Nowy Dokument sformatowany.rtf

(5 KB) Pobierz

24 Lut 2010 16:14   Schemat i fotografie prostownika 12V             

 

 

 

 

Mając samochód Reno - Laguna mam akumulator Centra już 3 lata ładował się tylko alternatorem bo nie miałem prostownika.

A więc postanowiłem zbudować coś do ładowania przeglądając forum elektroda znalazłem kilka schematów i postanowiłem zrobić według schematu Elektronik 10/2000.

Nieco modyfikując a więc dałem trafo 150W, na uzwojeniu wtórnym miałem 18V to odwinąłem odczepy na 12,14,16,i18v i wykorzystałem 12V i 16V bo to mi najbardziej odpowiadało.

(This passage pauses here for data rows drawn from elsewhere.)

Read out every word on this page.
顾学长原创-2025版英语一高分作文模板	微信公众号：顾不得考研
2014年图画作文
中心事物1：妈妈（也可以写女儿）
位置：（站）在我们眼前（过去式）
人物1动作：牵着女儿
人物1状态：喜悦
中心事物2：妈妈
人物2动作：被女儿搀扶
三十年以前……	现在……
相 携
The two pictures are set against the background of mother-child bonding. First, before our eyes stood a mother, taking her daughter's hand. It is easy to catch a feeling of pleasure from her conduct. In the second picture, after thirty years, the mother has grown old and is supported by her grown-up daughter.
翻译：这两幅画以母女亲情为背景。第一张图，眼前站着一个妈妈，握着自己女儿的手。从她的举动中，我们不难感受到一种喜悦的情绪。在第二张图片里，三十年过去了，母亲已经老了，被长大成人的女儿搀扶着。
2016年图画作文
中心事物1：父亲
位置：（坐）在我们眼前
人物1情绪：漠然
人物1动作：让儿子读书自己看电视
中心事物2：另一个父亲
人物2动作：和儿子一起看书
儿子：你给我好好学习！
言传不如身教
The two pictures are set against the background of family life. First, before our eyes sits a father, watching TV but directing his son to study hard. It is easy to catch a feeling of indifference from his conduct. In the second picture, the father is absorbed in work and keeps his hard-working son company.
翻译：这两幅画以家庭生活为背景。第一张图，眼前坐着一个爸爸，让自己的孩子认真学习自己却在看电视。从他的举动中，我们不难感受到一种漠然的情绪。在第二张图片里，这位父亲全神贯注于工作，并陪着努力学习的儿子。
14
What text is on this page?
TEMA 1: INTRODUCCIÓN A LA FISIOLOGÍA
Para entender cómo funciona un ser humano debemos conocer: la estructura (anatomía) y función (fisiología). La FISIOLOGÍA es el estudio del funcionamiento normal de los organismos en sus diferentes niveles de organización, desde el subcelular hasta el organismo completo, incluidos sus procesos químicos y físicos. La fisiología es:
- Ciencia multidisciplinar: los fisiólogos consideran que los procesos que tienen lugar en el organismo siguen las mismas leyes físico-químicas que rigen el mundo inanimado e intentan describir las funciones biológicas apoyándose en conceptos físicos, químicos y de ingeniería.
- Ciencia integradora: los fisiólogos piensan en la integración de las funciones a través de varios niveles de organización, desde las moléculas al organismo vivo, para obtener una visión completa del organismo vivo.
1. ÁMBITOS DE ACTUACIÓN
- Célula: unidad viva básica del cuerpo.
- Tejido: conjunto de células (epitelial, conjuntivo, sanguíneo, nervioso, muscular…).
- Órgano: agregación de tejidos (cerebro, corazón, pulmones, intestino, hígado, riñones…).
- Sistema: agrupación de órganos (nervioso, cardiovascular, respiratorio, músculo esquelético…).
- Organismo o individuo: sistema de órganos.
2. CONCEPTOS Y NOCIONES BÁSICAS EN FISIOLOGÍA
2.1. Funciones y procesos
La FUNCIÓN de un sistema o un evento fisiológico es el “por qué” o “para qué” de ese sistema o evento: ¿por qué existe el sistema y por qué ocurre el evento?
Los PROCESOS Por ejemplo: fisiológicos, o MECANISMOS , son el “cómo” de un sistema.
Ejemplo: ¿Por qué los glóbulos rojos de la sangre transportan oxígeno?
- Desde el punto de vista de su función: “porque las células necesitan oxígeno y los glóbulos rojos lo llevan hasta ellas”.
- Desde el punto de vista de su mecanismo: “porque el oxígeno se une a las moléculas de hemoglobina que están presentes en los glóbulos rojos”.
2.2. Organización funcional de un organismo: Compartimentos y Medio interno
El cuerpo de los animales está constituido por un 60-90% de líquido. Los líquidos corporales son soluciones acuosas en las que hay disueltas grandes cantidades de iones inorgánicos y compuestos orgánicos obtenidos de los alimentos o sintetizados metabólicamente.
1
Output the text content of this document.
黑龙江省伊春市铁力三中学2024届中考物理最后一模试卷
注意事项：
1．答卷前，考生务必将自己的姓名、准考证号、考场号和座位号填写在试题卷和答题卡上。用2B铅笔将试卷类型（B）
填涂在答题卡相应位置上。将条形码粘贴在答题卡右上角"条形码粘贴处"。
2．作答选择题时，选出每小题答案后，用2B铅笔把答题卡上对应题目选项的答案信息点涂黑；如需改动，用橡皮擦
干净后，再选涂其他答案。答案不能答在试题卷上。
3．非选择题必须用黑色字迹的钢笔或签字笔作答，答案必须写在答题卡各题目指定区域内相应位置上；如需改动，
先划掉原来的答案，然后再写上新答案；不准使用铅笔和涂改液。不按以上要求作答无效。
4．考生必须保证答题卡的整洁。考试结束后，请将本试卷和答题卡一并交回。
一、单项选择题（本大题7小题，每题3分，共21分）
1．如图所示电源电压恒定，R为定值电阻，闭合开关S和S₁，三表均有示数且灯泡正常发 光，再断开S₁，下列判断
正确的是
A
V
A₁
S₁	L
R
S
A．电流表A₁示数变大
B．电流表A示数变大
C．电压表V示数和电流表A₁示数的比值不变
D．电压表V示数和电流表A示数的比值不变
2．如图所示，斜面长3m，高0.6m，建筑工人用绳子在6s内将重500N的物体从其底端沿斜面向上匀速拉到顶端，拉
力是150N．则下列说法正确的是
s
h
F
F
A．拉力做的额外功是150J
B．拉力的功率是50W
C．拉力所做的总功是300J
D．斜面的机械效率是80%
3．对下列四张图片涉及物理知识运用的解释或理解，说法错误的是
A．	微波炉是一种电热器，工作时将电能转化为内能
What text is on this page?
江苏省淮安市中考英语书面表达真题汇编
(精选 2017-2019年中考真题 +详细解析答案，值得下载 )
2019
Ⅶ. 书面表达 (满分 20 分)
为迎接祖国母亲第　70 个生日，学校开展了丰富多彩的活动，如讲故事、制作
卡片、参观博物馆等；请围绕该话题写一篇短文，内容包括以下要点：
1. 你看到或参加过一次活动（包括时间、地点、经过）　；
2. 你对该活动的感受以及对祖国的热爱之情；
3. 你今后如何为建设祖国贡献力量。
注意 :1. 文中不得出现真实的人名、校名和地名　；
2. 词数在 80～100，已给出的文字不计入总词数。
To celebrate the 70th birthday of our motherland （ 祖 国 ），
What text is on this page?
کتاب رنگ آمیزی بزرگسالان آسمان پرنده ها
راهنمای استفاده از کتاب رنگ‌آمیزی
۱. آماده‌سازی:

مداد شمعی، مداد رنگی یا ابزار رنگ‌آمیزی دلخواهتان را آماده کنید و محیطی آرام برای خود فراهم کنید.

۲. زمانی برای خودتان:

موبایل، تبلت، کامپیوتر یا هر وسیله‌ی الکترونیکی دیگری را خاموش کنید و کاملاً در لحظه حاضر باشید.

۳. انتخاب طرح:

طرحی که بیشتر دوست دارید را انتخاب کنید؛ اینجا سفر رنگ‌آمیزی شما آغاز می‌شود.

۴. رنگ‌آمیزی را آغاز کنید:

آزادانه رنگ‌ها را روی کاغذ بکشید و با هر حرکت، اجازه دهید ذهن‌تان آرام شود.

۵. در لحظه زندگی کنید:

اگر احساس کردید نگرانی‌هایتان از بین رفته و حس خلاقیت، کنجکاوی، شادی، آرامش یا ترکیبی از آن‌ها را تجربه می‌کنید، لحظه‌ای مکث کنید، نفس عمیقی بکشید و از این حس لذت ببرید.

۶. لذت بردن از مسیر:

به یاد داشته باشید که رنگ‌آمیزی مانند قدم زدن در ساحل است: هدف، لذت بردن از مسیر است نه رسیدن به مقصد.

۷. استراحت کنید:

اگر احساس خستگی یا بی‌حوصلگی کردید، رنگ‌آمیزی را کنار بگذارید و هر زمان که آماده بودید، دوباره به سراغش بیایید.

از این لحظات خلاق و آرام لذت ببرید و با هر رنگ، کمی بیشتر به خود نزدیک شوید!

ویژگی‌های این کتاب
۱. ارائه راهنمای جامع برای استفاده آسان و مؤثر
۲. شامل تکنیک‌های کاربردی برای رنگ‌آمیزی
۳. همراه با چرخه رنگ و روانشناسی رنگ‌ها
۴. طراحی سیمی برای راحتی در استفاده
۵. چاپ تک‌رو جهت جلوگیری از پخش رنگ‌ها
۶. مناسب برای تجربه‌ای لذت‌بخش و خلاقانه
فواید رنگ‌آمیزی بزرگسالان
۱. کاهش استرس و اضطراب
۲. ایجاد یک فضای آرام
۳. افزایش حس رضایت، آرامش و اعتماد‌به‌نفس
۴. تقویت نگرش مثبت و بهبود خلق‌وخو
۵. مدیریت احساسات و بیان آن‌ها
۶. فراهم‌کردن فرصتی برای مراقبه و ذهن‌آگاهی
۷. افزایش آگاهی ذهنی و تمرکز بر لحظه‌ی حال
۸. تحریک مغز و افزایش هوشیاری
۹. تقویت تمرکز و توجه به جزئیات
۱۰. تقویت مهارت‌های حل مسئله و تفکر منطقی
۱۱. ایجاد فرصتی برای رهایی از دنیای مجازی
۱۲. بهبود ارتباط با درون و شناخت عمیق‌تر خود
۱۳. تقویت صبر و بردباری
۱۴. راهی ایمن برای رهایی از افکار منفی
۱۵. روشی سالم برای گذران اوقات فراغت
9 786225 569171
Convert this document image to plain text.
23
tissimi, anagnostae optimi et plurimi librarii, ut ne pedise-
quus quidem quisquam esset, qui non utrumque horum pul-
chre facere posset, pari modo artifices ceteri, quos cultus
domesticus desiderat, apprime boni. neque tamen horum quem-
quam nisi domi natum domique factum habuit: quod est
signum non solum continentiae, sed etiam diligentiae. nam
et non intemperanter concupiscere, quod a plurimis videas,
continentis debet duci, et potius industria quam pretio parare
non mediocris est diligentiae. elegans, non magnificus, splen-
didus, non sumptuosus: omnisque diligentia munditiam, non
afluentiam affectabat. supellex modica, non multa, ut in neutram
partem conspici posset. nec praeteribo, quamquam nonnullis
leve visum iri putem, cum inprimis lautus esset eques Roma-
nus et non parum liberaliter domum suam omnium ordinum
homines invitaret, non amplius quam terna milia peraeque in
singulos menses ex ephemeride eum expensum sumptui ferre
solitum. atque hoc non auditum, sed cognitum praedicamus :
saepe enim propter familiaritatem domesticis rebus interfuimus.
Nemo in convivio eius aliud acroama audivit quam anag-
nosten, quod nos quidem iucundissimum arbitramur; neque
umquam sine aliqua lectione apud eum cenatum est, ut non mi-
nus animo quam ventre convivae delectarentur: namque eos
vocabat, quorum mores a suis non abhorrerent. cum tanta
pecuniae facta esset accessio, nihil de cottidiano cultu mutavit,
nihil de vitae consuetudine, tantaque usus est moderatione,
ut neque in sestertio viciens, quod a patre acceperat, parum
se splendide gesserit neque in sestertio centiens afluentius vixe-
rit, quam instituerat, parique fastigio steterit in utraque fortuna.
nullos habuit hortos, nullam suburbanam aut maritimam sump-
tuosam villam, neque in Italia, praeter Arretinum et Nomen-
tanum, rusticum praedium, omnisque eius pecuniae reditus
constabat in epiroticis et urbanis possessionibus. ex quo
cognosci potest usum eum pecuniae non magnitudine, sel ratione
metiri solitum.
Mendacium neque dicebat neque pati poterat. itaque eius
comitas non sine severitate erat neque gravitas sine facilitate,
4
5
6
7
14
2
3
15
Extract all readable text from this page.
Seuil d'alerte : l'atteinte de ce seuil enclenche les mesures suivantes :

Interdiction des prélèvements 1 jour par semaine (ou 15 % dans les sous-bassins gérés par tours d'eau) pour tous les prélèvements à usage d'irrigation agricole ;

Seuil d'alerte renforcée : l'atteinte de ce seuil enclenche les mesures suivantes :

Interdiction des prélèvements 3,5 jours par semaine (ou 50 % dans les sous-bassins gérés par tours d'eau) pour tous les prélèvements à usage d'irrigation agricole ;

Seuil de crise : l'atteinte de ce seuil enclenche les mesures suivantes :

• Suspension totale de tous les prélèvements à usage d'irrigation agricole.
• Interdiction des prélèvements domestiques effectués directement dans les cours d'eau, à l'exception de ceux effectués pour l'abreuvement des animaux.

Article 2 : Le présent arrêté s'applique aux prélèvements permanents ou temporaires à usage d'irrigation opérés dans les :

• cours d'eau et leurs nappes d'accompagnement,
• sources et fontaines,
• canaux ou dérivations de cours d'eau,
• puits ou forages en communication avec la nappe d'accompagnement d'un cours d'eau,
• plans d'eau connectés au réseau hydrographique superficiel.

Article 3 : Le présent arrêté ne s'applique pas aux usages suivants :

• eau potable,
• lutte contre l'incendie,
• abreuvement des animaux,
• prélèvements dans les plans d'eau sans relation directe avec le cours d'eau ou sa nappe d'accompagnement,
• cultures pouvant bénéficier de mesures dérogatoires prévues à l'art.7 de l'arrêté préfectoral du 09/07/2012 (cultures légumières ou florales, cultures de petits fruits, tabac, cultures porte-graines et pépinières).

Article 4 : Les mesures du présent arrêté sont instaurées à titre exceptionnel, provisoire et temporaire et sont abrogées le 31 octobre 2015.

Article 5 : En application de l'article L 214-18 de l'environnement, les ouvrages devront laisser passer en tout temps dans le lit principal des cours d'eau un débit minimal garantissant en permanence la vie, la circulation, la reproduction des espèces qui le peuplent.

Zbudowałem prostownik, który bardzo dobrze ładuje. Dałem przełącznik 2-zakresowy i na 1 zakresie ładuje pod koniec ładowania 14.4V i świeci się dioda led żółta a na drugim zakresie jest dwie diody sygnalizujące niebieska, która sygnalizuje włączenie na drugi zakres i czerwona, która zacznie migać, gdy napięcie pod koniec ładowania dochodzi do16.2V i się wyłączy.

Potem jest doładowywany niewielkim prądem i dioda przez ten czas miga.

Jeszcze dodam kilka fotek tego prostownika i jeszcze wyrysowałem schemat to też dodam.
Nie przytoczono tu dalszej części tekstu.